Чупихина ушла не сразу и будто бы пыталась открыть во мне нечто новое для себя. Но я-то уже понял: более всего ее интересует степень участия Марьина в написании статьи. И позже в разговорах со знакомыми, с Башкатовым, например, с К. В., Кириллом Валентиновичем (об этом расскажу особо), с Бодолиным и Ахметьевым (те дней через десять вернулись к делам на шестом этаже), я ощутил интерес, схожий с интересом Чупихиной. В случае с маэстро Бодолиным – болезненный. Причиной интереса у одних была профессиональная ревность, у других (Бодолин) – простейшая зависть. Марьин находился у нас в положении не только одного из лучших очеркистов, но еще и – “писателя в газете”. А личность такого рода считалась чуть ли не вредной. Опять же из-за зависти к ней. И – из-за ее неуправляемости, из-за несомненной независимости. Что не поощрялось. И теперь мои собеседники, невзначай, но будто бы для собственных внутренних нужд или успокоений, пытались открыть в Марьине профессиональные, пусть и мелкие, изъяны. Ничем не мог я их обрадовать. “Ну да, ты же историк. Ты снабдил его весомыми фактами, вот у него и получилось”, – вывел для себя утешительное Бодолин. Обведя в эссе карандашом мои личные страницы и прочитав их, он тоже не расстроился.

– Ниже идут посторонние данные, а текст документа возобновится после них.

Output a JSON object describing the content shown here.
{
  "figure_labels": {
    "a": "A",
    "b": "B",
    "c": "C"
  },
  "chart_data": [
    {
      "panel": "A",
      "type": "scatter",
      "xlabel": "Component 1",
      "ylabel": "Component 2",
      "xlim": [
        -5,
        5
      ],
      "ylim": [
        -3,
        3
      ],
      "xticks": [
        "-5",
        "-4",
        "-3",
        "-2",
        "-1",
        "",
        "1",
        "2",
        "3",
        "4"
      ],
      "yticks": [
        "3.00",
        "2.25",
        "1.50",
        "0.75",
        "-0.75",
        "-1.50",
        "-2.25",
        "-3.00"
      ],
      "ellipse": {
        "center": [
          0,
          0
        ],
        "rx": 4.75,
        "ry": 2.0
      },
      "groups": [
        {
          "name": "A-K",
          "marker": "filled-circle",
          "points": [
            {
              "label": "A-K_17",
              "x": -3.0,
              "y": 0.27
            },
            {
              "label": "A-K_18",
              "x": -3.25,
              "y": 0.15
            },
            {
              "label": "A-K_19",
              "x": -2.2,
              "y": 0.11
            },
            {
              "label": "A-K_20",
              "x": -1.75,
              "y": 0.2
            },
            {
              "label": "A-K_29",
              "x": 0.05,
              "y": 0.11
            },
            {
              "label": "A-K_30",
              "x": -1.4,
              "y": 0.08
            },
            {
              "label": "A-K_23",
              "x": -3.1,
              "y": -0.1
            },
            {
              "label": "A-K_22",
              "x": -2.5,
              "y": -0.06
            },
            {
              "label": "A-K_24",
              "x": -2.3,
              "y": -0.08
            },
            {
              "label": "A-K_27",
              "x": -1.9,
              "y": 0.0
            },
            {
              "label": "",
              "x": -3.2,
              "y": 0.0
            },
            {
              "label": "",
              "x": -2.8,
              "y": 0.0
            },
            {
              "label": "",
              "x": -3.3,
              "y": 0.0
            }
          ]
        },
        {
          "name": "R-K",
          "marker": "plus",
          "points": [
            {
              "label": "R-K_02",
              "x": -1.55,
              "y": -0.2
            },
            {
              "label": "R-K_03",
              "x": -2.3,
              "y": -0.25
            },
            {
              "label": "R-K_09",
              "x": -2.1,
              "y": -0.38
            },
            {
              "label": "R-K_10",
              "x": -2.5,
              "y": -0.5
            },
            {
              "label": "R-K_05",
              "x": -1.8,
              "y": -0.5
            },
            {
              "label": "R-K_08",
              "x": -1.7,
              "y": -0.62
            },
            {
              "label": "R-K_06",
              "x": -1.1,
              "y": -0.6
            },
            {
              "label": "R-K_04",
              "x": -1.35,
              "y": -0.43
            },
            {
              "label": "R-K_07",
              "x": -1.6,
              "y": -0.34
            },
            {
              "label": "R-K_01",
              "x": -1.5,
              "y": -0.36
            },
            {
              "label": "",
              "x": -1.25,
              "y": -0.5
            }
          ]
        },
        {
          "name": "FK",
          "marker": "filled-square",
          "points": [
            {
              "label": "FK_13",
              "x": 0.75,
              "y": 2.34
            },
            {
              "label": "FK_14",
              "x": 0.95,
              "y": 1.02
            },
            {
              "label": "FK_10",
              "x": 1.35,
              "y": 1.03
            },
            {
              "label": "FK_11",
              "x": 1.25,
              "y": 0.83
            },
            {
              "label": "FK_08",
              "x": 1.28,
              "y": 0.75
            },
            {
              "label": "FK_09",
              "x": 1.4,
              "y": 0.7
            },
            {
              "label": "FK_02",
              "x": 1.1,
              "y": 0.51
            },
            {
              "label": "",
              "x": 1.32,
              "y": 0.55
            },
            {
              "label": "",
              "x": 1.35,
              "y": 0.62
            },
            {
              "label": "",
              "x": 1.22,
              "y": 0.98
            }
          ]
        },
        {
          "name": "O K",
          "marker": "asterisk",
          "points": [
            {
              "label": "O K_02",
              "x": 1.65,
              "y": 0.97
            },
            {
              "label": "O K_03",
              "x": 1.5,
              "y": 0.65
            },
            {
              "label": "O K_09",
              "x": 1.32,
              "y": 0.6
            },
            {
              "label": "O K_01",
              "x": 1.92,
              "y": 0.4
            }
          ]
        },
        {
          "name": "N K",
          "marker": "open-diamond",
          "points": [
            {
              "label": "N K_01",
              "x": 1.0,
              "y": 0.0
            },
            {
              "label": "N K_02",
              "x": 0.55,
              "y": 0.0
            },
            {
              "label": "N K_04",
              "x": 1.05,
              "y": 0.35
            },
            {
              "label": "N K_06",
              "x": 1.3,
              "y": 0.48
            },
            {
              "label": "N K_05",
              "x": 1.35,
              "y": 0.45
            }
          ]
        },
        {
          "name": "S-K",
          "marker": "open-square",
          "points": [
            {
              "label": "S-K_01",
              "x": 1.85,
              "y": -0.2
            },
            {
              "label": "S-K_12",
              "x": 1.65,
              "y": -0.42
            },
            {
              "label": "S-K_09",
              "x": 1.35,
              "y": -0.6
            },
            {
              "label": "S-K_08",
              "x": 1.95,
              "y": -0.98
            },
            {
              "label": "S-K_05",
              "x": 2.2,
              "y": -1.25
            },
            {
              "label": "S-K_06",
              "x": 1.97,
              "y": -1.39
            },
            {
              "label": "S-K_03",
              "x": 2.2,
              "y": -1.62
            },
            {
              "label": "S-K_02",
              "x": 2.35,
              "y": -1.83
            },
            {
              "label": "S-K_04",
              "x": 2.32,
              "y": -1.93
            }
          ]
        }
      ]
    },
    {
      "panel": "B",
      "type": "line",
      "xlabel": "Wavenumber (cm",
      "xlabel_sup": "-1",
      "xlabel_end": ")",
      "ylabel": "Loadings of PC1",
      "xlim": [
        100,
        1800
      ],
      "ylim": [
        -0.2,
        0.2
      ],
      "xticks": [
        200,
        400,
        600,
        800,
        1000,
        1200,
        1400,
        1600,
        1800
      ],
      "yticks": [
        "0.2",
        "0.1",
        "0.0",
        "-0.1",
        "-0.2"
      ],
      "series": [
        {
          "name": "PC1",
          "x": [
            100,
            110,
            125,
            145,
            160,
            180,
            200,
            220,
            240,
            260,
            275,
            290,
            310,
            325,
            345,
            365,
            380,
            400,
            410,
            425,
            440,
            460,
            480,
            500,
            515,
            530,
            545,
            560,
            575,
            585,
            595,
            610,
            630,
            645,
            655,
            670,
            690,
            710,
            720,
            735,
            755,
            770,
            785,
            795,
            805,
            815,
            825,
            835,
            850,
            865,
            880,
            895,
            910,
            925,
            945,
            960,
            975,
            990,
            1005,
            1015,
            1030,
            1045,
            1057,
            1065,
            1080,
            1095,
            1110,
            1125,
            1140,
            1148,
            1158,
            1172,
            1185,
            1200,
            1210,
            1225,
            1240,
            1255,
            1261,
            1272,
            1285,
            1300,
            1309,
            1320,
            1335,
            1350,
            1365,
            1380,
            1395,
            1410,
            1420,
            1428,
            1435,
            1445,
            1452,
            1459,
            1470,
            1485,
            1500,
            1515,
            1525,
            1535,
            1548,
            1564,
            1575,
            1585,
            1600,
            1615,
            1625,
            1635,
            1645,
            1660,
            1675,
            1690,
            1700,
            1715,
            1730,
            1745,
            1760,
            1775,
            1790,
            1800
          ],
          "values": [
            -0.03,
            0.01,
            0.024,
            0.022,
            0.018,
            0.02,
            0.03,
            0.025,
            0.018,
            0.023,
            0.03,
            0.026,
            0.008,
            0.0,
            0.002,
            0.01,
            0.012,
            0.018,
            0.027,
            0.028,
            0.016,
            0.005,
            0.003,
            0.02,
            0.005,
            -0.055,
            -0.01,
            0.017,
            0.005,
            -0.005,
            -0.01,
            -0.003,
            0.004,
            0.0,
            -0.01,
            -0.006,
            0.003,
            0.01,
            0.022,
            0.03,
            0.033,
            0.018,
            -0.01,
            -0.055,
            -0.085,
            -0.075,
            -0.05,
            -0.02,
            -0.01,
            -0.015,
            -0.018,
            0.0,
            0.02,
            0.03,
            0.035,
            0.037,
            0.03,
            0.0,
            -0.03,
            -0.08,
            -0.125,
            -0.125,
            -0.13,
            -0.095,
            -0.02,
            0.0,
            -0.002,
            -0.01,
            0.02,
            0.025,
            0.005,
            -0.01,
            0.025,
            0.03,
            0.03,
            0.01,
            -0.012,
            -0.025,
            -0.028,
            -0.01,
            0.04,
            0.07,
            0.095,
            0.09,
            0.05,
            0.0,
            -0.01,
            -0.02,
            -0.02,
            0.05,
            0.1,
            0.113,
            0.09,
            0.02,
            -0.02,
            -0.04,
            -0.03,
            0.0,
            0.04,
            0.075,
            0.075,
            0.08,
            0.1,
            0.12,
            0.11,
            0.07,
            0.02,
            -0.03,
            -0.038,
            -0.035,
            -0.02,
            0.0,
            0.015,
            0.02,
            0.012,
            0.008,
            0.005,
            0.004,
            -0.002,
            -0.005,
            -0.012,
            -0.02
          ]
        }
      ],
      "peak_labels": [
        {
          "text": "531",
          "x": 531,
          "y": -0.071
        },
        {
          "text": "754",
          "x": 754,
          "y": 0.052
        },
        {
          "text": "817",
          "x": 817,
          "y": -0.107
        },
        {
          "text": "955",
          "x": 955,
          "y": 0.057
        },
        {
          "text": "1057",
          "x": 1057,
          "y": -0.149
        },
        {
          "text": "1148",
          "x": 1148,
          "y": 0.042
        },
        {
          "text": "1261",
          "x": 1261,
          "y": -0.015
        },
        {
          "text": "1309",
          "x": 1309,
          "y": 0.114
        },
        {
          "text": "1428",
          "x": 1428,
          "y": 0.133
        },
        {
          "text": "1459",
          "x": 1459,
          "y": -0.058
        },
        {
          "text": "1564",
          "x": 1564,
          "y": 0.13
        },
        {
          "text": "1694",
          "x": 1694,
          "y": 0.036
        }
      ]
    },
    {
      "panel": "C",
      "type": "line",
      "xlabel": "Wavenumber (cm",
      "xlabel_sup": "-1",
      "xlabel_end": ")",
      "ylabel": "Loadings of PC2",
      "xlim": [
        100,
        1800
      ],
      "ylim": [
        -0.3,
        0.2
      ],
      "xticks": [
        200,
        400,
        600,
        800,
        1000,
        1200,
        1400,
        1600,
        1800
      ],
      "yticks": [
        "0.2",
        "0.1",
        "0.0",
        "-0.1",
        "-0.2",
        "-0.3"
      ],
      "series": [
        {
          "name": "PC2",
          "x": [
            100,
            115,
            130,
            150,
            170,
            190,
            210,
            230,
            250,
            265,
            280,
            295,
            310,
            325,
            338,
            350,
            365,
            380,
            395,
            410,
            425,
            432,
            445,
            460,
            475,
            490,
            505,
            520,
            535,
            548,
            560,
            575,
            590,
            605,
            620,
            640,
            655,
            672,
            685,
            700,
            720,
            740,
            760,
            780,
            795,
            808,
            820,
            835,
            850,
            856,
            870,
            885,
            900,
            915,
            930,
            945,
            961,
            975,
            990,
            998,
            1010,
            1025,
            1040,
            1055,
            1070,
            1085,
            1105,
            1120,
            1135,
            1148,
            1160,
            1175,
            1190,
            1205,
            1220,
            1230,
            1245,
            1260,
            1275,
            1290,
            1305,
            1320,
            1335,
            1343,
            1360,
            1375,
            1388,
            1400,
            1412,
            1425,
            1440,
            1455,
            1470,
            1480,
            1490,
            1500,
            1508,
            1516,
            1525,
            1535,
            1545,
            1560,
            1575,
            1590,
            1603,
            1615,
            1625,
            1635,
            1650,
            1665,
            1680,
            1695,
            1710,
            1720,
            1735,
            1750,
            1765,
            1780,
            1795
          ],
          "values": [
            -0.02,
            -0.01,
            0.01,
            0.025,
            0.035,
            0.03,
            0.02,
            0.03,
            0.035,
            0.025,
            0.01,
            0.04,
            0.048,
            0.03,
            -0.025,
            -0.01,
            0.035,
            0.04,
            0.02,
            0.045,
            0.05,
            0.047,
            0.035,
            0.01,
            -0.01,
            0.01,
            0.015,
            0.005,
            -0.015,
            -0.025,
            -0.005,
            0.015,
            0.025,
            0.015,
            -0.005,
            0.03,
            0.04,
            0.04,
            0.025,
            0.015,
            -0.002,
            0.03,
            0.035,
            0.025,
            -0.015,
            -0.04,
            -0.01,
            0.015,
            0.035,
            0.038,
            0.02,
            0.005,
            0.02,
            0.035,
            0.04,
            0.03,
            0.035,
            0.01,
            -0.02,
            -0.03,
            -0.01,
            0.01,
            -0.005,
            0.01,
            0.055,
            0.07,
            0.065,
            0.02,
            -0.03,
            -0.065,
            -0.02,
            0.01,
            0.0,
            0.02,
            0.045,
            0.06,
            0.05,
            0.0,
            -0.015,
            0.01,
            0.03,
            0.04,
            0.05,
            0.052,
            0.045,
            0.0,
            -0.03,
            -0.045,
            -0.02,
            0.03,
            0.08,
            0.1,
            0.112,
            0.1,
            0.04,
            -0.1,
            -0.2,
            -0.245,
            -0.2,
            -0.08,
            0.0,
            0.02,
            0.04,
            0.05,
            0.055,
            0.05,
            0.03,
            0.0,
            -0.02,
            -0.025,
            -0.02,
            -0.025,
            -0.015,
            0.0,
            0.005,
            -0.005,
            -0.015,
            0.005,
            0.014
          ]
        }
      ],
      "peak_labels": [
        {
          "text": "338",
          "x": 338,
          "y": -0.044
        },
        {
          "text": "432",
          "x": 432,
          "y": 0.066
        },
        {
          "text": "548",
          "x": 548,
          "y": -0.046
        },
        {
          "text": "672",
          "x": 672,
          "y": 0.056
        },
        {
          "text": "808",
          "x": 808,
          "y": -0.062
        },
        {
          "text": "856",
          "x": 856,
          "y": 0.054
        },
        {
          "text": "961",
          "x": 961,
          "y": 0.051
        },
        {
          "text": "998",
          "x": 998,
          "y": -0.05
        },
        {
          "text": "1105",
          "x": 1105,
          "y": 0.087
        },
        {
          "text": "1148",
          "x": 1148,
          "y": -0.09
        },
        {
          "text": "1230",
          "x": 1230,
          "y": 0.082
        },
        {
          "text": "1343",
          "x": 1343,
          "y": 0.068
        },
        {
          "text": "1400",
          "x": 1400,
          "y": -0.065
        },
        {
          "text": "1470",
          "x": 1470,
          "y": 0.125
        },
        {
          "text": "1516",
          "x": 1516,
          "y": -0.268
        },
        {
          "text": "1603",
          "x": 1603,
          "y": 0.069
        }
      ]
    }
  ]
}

– А у тебя-то, старик, текст, пожалуй, поярче марьинского, – сказал Бодолин. – Но тоже конъюнктурный. И без блеска, старик. Без блеска!

"Какие же такие у меня могли появиться блески!” – чуть ли не польстил я вслух вкусам Бодолина.

А К. В., Кирилл Валентинович, остановил меня в вечерние часы в коридоре шестого этажа. Я спешил с третьей полосой (с вопросами) в иностранный отдел, а вопросы были заданы мне. Я налетел на К. В., хотел прошмыгнуть мимо него, но услышал:

– Подожди, Куделин. Я хотел тебя спросить…

Я предполагал, что возникнет разговор по номеру. Но Кирилл Валентинович меня удивил:

– Марьин уверяет, что в вашей… в вашем эссе… твои страницы, им не правленные, следуют от и до… – и были наизусть названы фразы из статьи, что тоже не могло меня не удивить.

– Марьин точен, – сказал я. – И вы точны.

– Н-да… – задумался К. В. – Не ожидал от тебя, откровенно говоря, не ожидал…

Он будто опечалился, и чтобы облегчить его печали, я выпалил:

– Но направление-то статьи – Марьина. И характер сбора материала он определял!

Но и отведением себе роли вспомогательного сотрудника (в театрах, помнится, был такой – вспомогательный состав) я, похоже, не угодил К. В.

– Ну, с Марьиным дело ясное, – махнул рукой К. В. – А ты что же, все продолжаешь жить Акакием Акакиевичем? Или и впрямь прикидываешься им?

– Никем я не прикидываюсь, – буркнул я.

– Интерес мой вызван вот чем, – сказал К. В. – Ваше эссе внесли в список лучших материалов месяца. Мне нужно было знать степень участия в работе каждого. Я и узнал.